Sudah terbiasa setelah shalat subuh Fatihah tidak pernah tidur lagi berlanjut membaca Al-Qur'an setelah selesai ia ingat belum mengabari lagi ibunya.
Setelah panggilan telepon diangkat ibunya lantas membalas salamnya, Utami langsung bertanya. “Bagaimana, Nduk, di sana? Ibu tidak bisa tidur semalam, mendoakan kamu terus, biar lancar semua urusannya.”
Paham anaknya sudah dewasa sudah waktunya juga menjalani hidup sendiri, tapi hati Utami terus saja berat sampai tadi malam berulang kali memohon menyebut nama anak pertamanya itu.
“Aamiin, insyaallah lancar, Bu. Nur, juga diperlakukan sangat baik di sini.”
Terkecuali, Dwi yang masih terlihat keberatan dengan perjodohan ini, sedari awal seharusnya pria itu menolak bukan malah berprasangka yang bukan-bukan padanya. Dari semalam Fatihah terus berpikir apakah Dwi nanti bisa mmenerima dirinya?
“Nur ... ko diem?”
“Nda, Bu. Disini terlalu sepi.” Fatiha melihat jam sudah setengah enam. “Nur, kangen suara ngaji di pesantren.”
Ada keraguan akan pernikahan ini, apalagi membayangkan dirinya tidak lagi bisa mendengar suara mengaji. Sayangnya semuanya sudah berjalan sejauh ini.
“Bu, Nur, coba lihat keluar ya bu, mana tau di bawah sudah pada bangun.”
“Ya, sudah ibu tutup telponnya. Assalamualaikum.”
“Waalaikumsalam.”
Setelah menutup telepon Fatihah keluar dari kamar lantai dua melihat-lihat pada lantai bawah yang masih sepi, apa iya belum ada yang bangun? Karena penasaran Fatihah menurunti satu demi satu anak tangga, semakin jauh ia berjalan malah takut tersesat tidak bisa kembali ke kamar.
“Non, cari apa?”
Astaga Fatihah sampai terperanjat dengan sapaan barusan.
“Aa ... itu.” Fatihah tergagap hendak menjawab pertanyaan pelayan itu.
“Maaf, Non. Kaget ya?”
Sehabis meletakan sarapan asisten rumah tangga itu hendak kembali ke area dapur, tidak sengaja melihat Fatihah berjalan sambil melihat-lihat. Kabar kedatangan calon istri Dwi sudah diketahui semua penghuni rumah, banyak yang mengatakan beruntung orang kampung bisa menikah dengan seorang pewaris. Tidak sedikit juga yang mencibir hubungan keduanya tidak akan lama.
“Silahkan ke meja makan sarapan sudah tersedia, Non. Tinggal menunggu ibu dan bapak turun, biasanya jam tujuh apa jam delapan.”

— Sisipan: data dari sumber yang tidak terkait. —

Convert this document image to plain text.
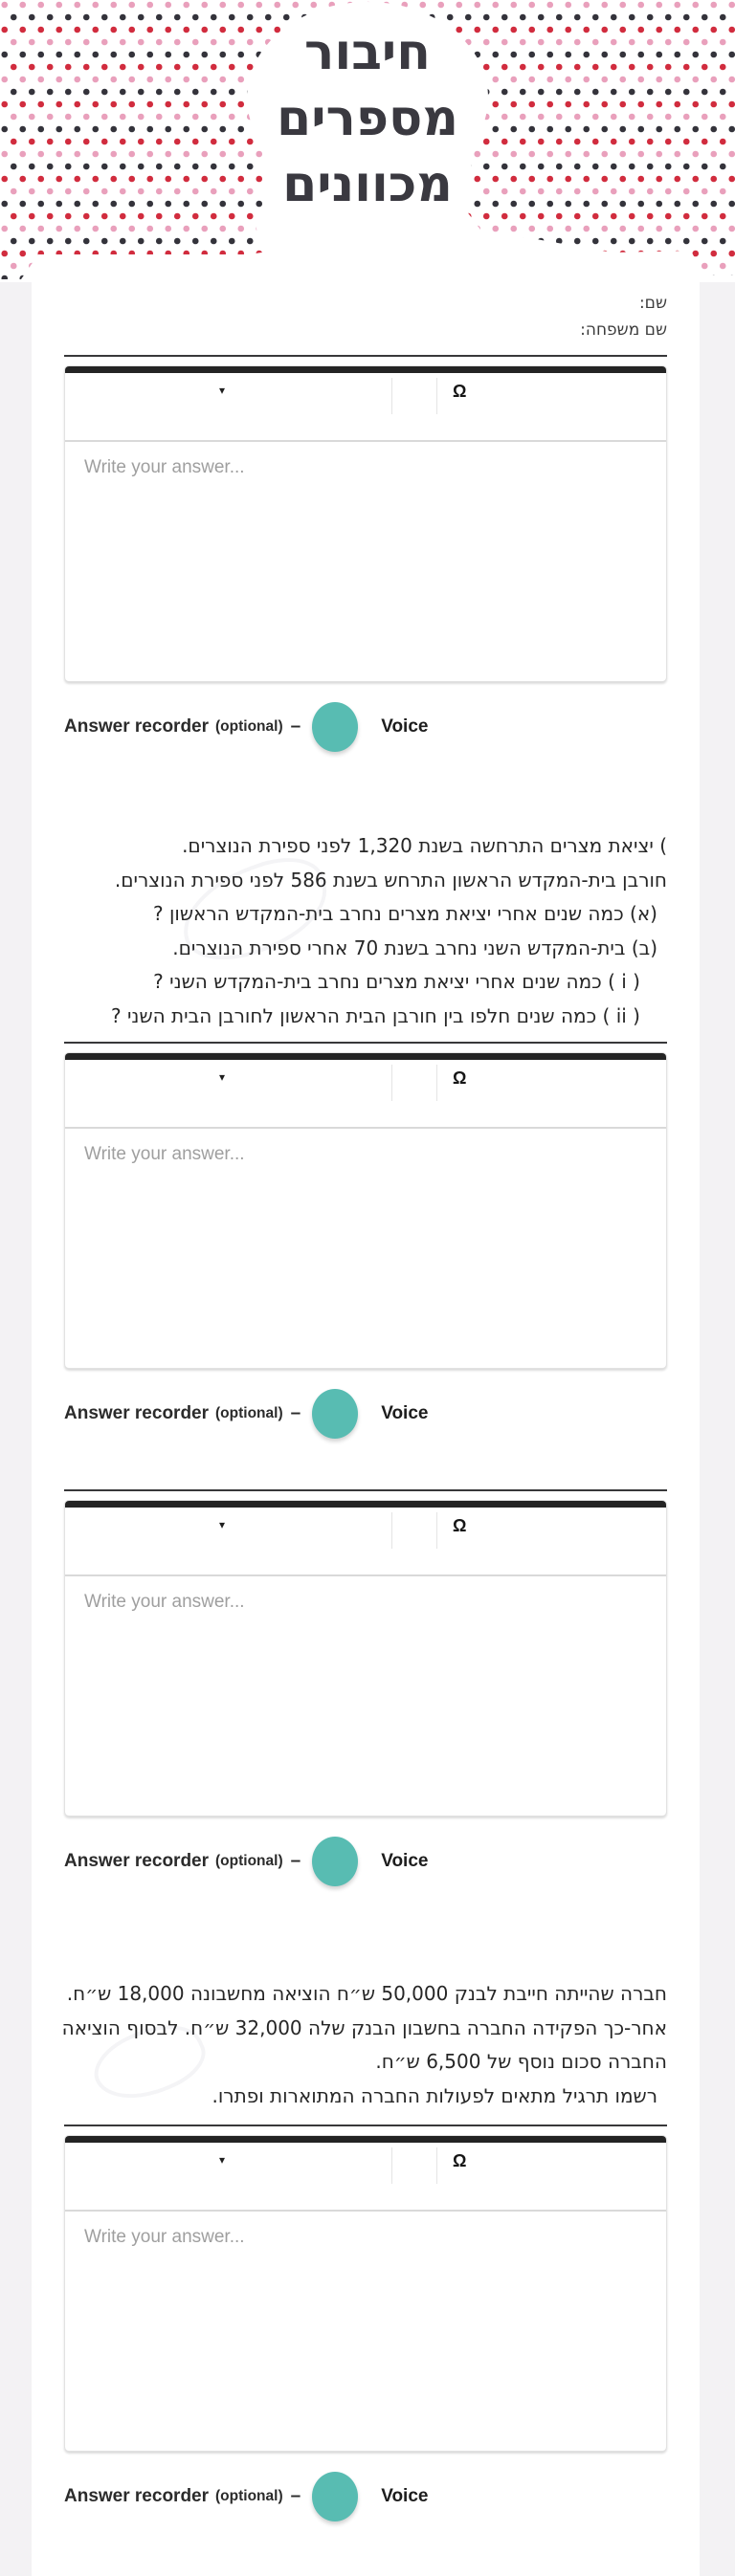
חיבור
מספרים
מכוונים
שם:
שם משפחה:
▾	Ω
Write your answer...
Answer recorder (optional) –	Voice
) יציאת מצרים התרחשה בשנת 1,320 לפני ספירת הנוצרים.
חורבן בית-המקדש הראשון התרחש בשנת 586 לפני ספירת הנוצרים.
(א) כמה שנים אחרי יציאת מצרים נחרב בית-המקדש הראשון ?
(ב) בית-המקדש השני נחרב בשנת 70 אחרי ספירת הנוצרים.
( i ) כמה שנים אחרי יציאת מצרים נחרב בית-המקדש השני ?
( ii ) כמה שנים חלפו בין חורבן הבית הראשון לחורבן הבית השני ?
▾	Ω
Write your answer...
Answer recorder (optional) –	Voice
▾	Ω
Write your answer...
Answer recorder (optional) –	Voice
חברה שהייתה חייבת לבנק 50,000 ש״ח הוציאה מחשבונה 18,000 ש״ח.
אחר-כך הפקידה החברה בחשבון הבנק שלה 32,000 ש״ח. לבסוף הוציאה
החברה סכום נוסף של 6,500 ש״ח.
רשמו תרגיל מתאים לפעולות החברה המתוארות ופתרו.
▾	Ω
Write your answer...
Answer recorder (optional) –	Voice
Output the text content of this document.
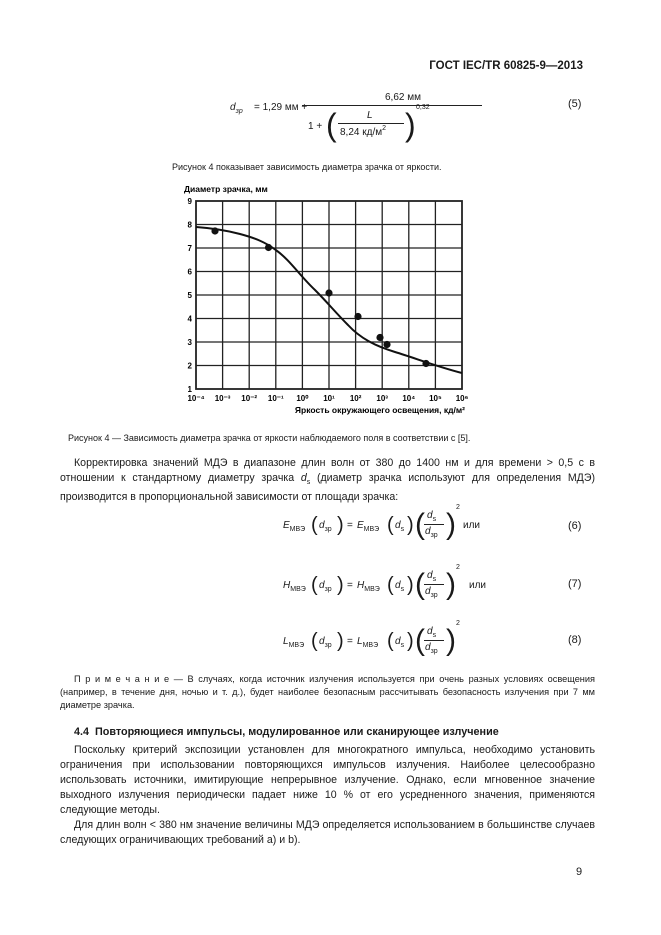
ГОСТ IEC/TR 60825-9—2013
$d_{зр} = 1,29$ мм +
6,62 мм
1 + (	L
8,24 $кд/м^2$ ) 0,32	(5)
Рисунок 4 показывает зависимость диаметра зрачка от яркости.
Диаметр зрачка, мм
9
8
7
6
5
4
3
2
1
10⁻⁴ 10⁻³ 10⁻² 10⁻¹ 10⁰ 10¹ 10² 10³ 10⁴ 10⁵ 10⁶
Яркость окружающего освещения, кд/м²
Рисунок 4 — Зависимость диаметра зрачка от яркости наблюдаемого поля в соответствии с [5].
Корректировка значений МДЭ в диапазоне длин волн от 380 до 1400 нм и для времени > 0,5 с в отношении к стандартному диаметру зрачка $d_s$ (диаметр зрачка используют для определения МДЭ) производится в пропорциональной зависимости от площади зрачка:
$E_{МВЭ}$ ( $d_{зр}$ ) = $E_{МВЭ}$ ( $d_s$ ) ( $d_s$
$d_{зр}$ )
2
или	(6)
$H_{МВЭ}$ ( $d_{зр}$ ) = $H_{МВЭ}$ ( $d_s$ ) ( $d_s$
$d_{зр}$ )
2
или	(7)
$L_{МВЭ}$ ( $d_{зр}$ ) = $L_{МВЭ}$ ( $d_s$ ) ( $d_s$
$d_{зр}$ )
2
(8)
П р и м е ч а н и е — В случаях, когда источник излучения используется при очень разных условиях освещения (например, в течение дня, ночью и т. д.), будет наиболее безопасным рассчитывать безопасность излучения при 7 мм диаметре зрачка.
4.4 Повторяющиеся импульсы, модулированное или сканирующее излучение
Поскольку критерий экспозиции установлен для многократного импульса, необходимо установить ограничения при использовании повторяющихся импульсов излучения. Наиболее целесообразно использовать источники, имитирующие непрерывное излучение. Однако, если мгновенное значение выходного излучения периодически падает ниже 10 % от его усредненного значения, применяются следующие методы.
Для длин волн < 380 нм значение величины МДЭ определяется использованием в большинстве случаев следующих ограничивающих требований а) и b).
9
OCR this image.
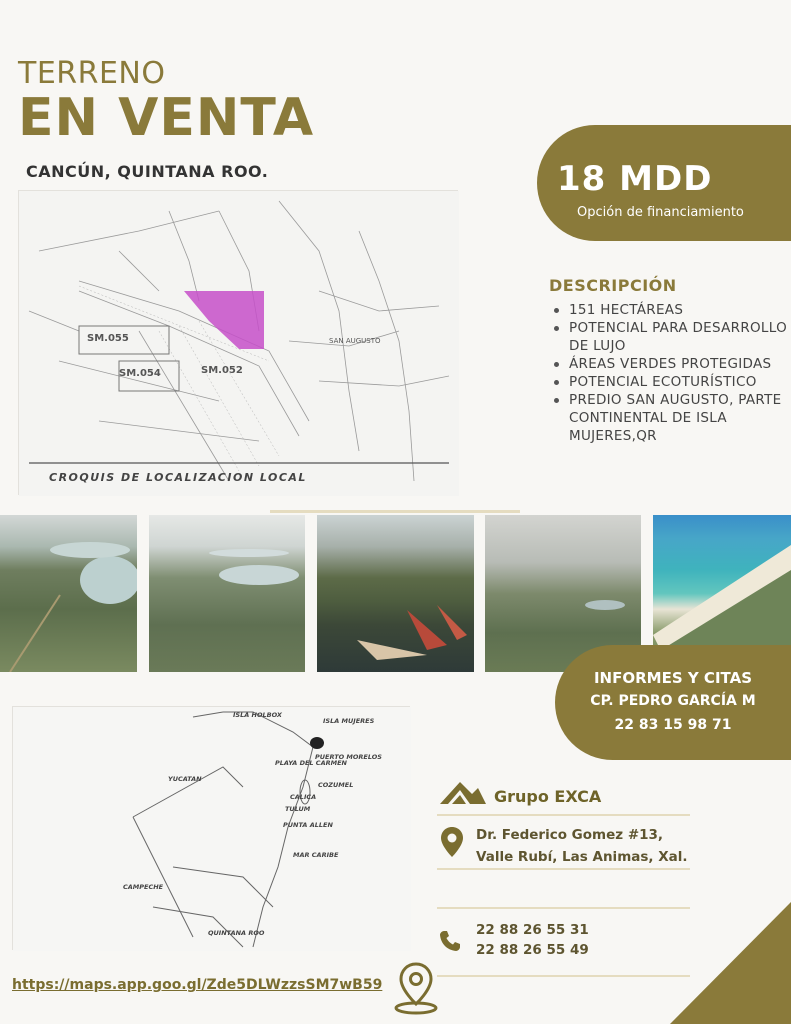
TERRENO
EN VENTA
CANCÚN, QUINTANA ROO.	18 MDD
Opción de financiamiento
SM.055
SM.054	SM.052
SAN AUGUSTO
CROQUIS DE LOCALIZACION LOCAL
DESCRIPCIÓN
151 HECTÁREAS
POTENCIAL PARA DESARROLLO DE LUJO
ÁREAS VERDES PROTEGIDAS
POTENCIAL ECOTURÍSTICO
PREDIO SAN AUGUSTO, PARTE CONTINENTAL DE ISLA MUJERES,QR
INFORMES Y CITAS
CP. PEDRO GARCÍA M
22 83 15 98 71
ISLA HOLBOX
ISLA MUJERES
PUERTO MORELOS
PLAYA DEL CARMEN
YUCATAN
COZUMEL
CALICA
TULUM
PUNTA ALLEN
MAR CARIBE
CAMPECHE
QUINTANA ROO
Grupo EXCA
Dr. Federico Gomez #13,
Valle Rubí, Las Animas, Xal.
22 88 26 55 31
22 88 26 55 49
https://maps.app.goo.gl/Zde5DLWzzsSM7wB59
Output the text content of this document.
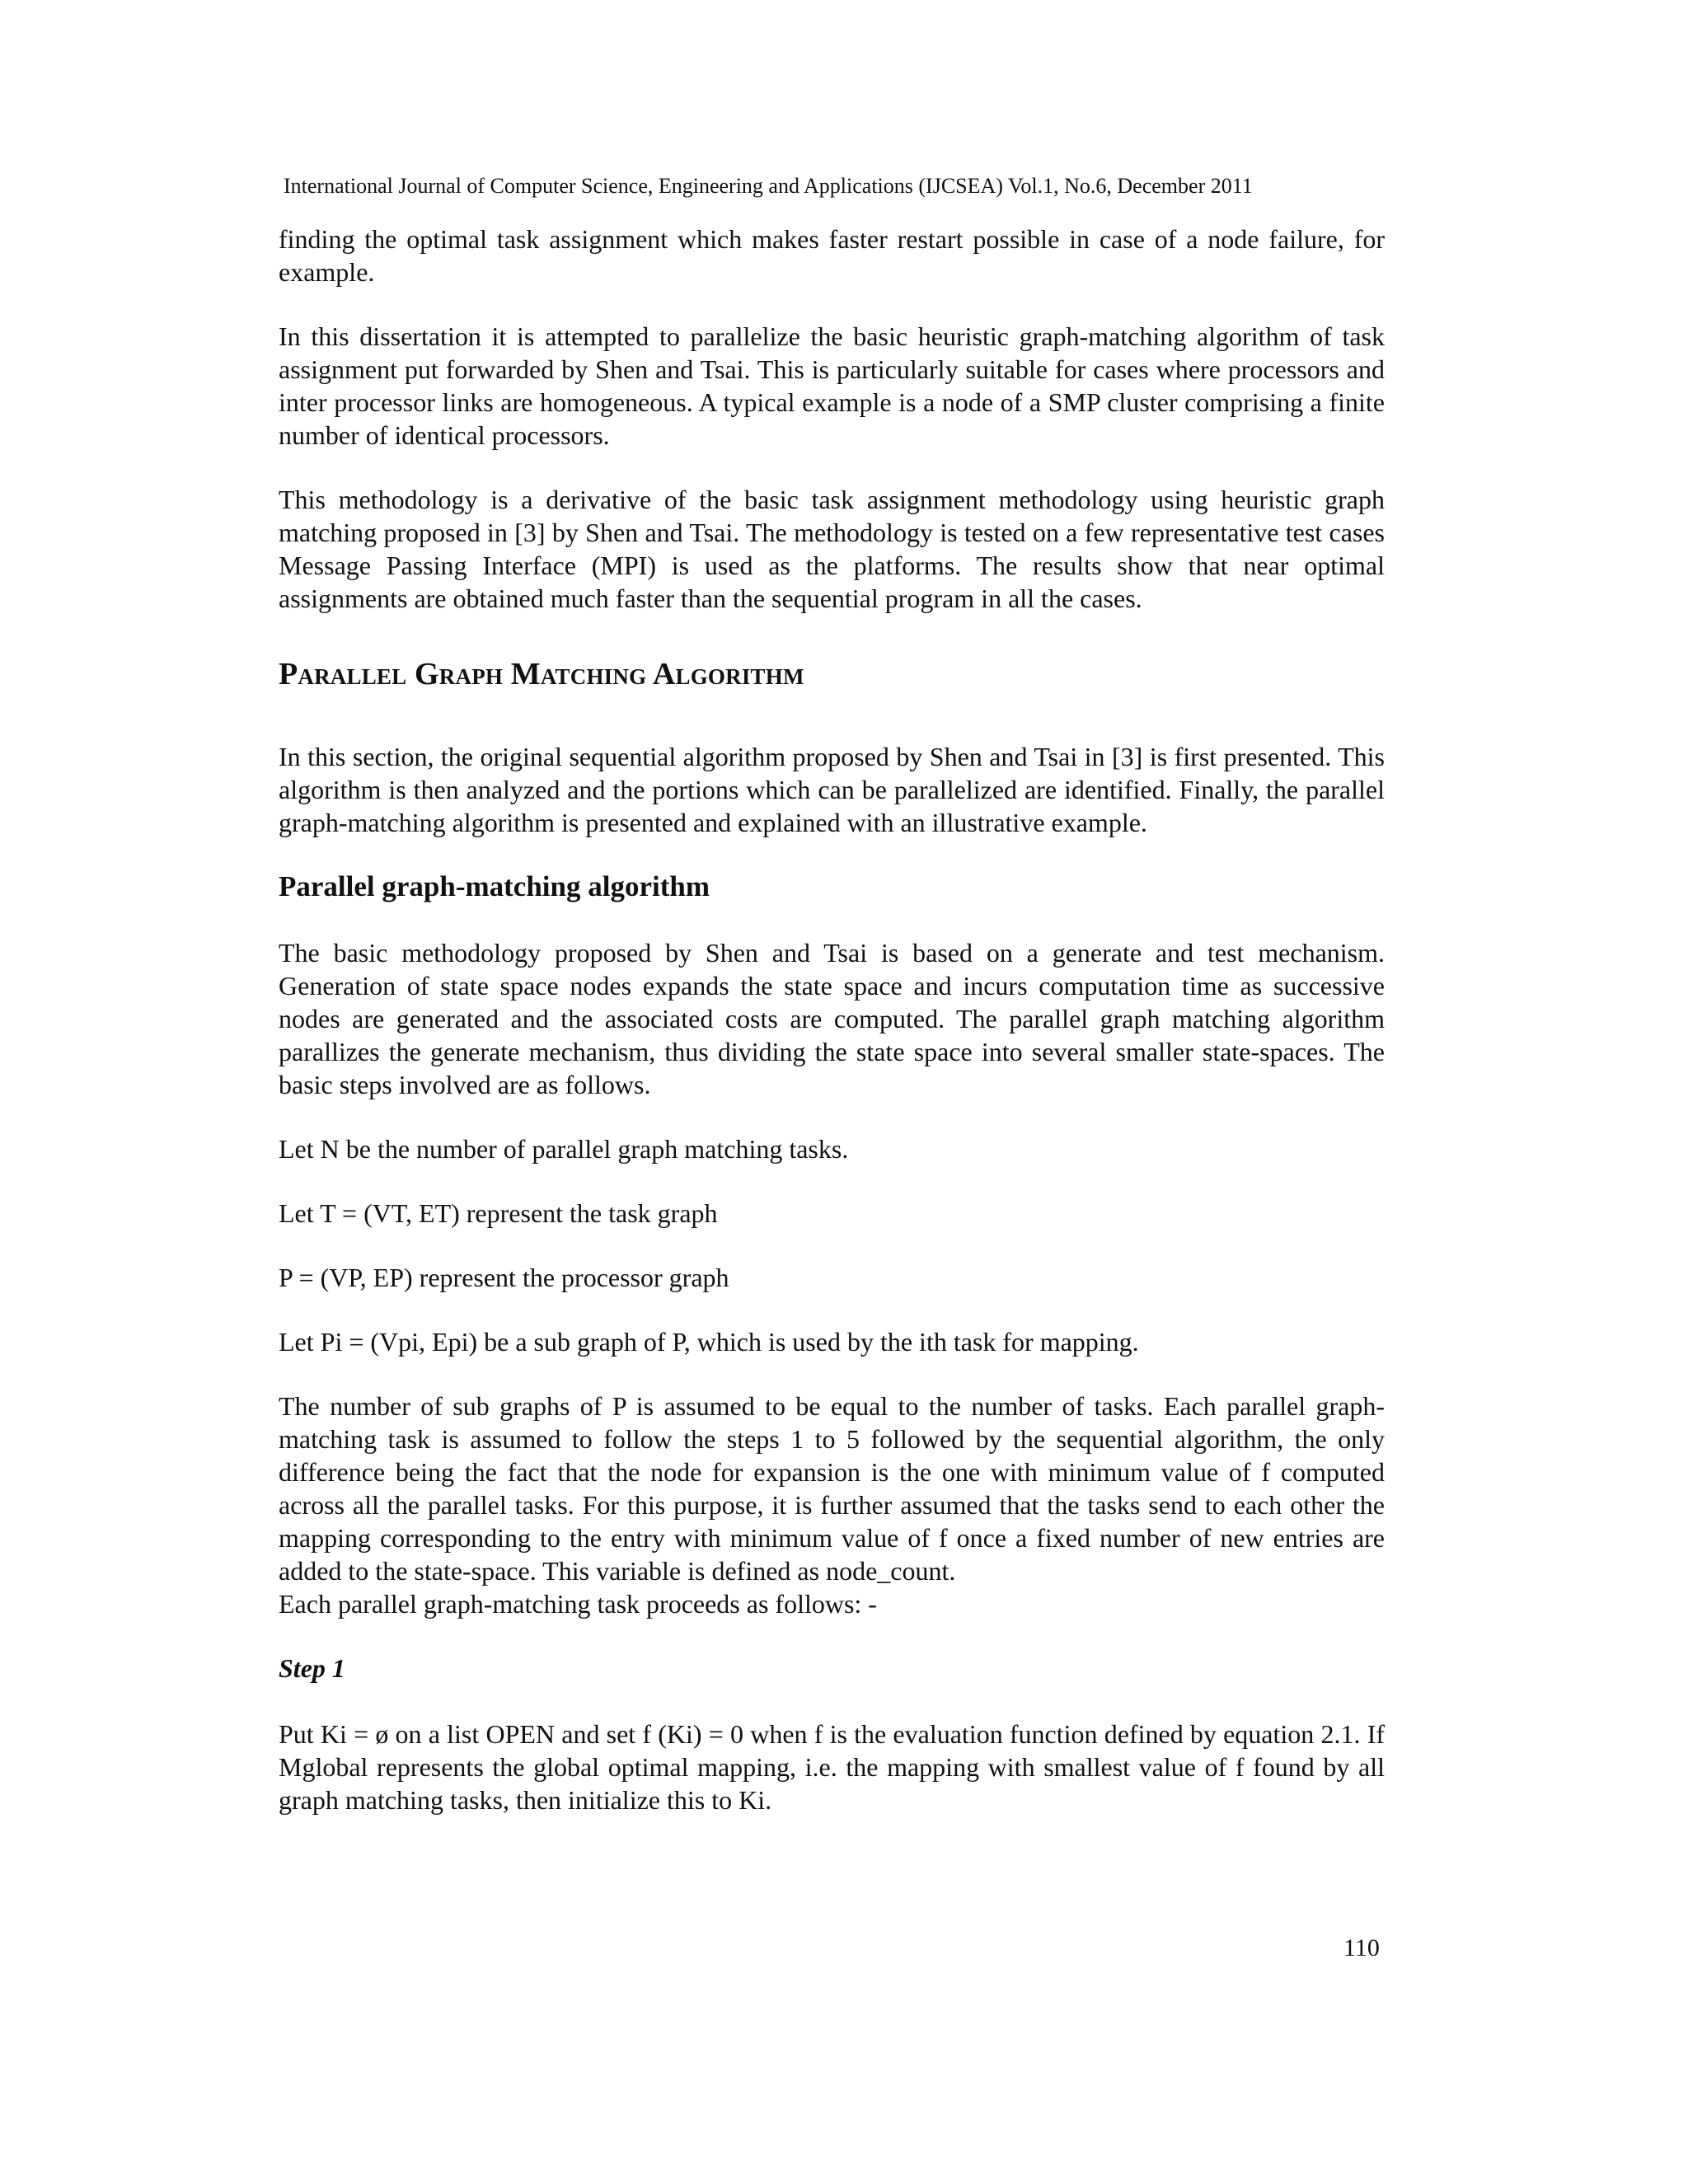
International Journal of Computer Science, Engineering and Applications (IJCSEA) Vol.1, No.6, December 2011

finding the optimal task assignment which makes faster restart possible in case of a node failure, for example.

In this dissertation it is attempted to parallelize the basic heuristic graph-matching algorithm of task assignment put forwarded by Shen and Tsai. This is particularly suitable for cases where processors and inter processor links are homogeneous. A typical example is a node of a SMP cluster comprising a finite number of identical processors.

This methodology is a derivative of the basic task assignment methodology using heuristic graph matching proposed in [3] by Shen and Tsai. The methodology is tested on a few representative test cases Message Passing Interface (MPI) is used as the platforms. The results show that near optimal assignments are obtained much faster than the sequential program in all the cases.

Parallel Graph Matching Algorithm

In this section, the original sequential algorithm proposed by Shen and Tsai in [3] is first presented. This algorithm is then analyzed and the portions which can be parallelized are identified. Finally, the parallel graph-matching algorithm is presented and explained with an illustrative example.

Parallel graph-matching algorithm

The basic methodology proposed by Shen and Tsai is based on a generate and test mechanism. Generation of state space nodes expands the state space and incurs computation time as successive nodes are generated and the associated costs are computed. The parallel graph matching algorithm parallizes the generate mechanism, thus dividing the state space into several smaller state-spaces. The basic steps involved are as follows.

Let N be the number of parallel graph matching tasks.

Let T = (VT, ET) represent the task graph

P = (VP, EP) represent the processor graph

Let Pi = (Vpi, Epi) be a sub graph of P, which is used by the ith task for mapping.

The number of sub graphs of P is assumed to be equal to the number of tasks. Each parallel graph-matching task is assumed to follow the steps 1 to 5 followed by the sequential algorithm, the only difference being the fact that the node for expansion is the one with minimum value of f computed across all the parallel tasks. For this purpose, it is further assumed that the tasks send to each other the mapping corresponding to the entry with minimum value of f once a fixed number of new entries are added to the state-space. This variable is defined as node_count.

Each parallel graph-matching task proceeds as follows: -

Step 1

Put Ki = ø on a list OPEN and set f (Ki) = 0 when f is the evaluation function defined by equation 2.1. If Mglobal represents the global optimal mapping, i.e. the mapping with smallest value of f found by all graph matching tasks, then initialize this to Ki.

110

“Iya, terima kasih. Saya kembali saja ke kamar, nanti jam tujuh baru turun lagi.”
Asisten itu hanya mengangguk lantas melihat kepergian Fatihah kembali naik ke lantai kamarnya.
Di dalam kamar Fatihah kembali duduk di lantai beralaskan karpet empuk, ia kembali membuka Al-Qur'an melanjutkan mengaji sampai jam tujuh pagi, sebelum turun ia kembali solat sunah untuk meminta kelancaran segala urusan.
Turun dari kamar Fatihah kembali berjalan pada arah tadi, malah kembali bertemu asisten rumah tangga yang kemarin bertemu.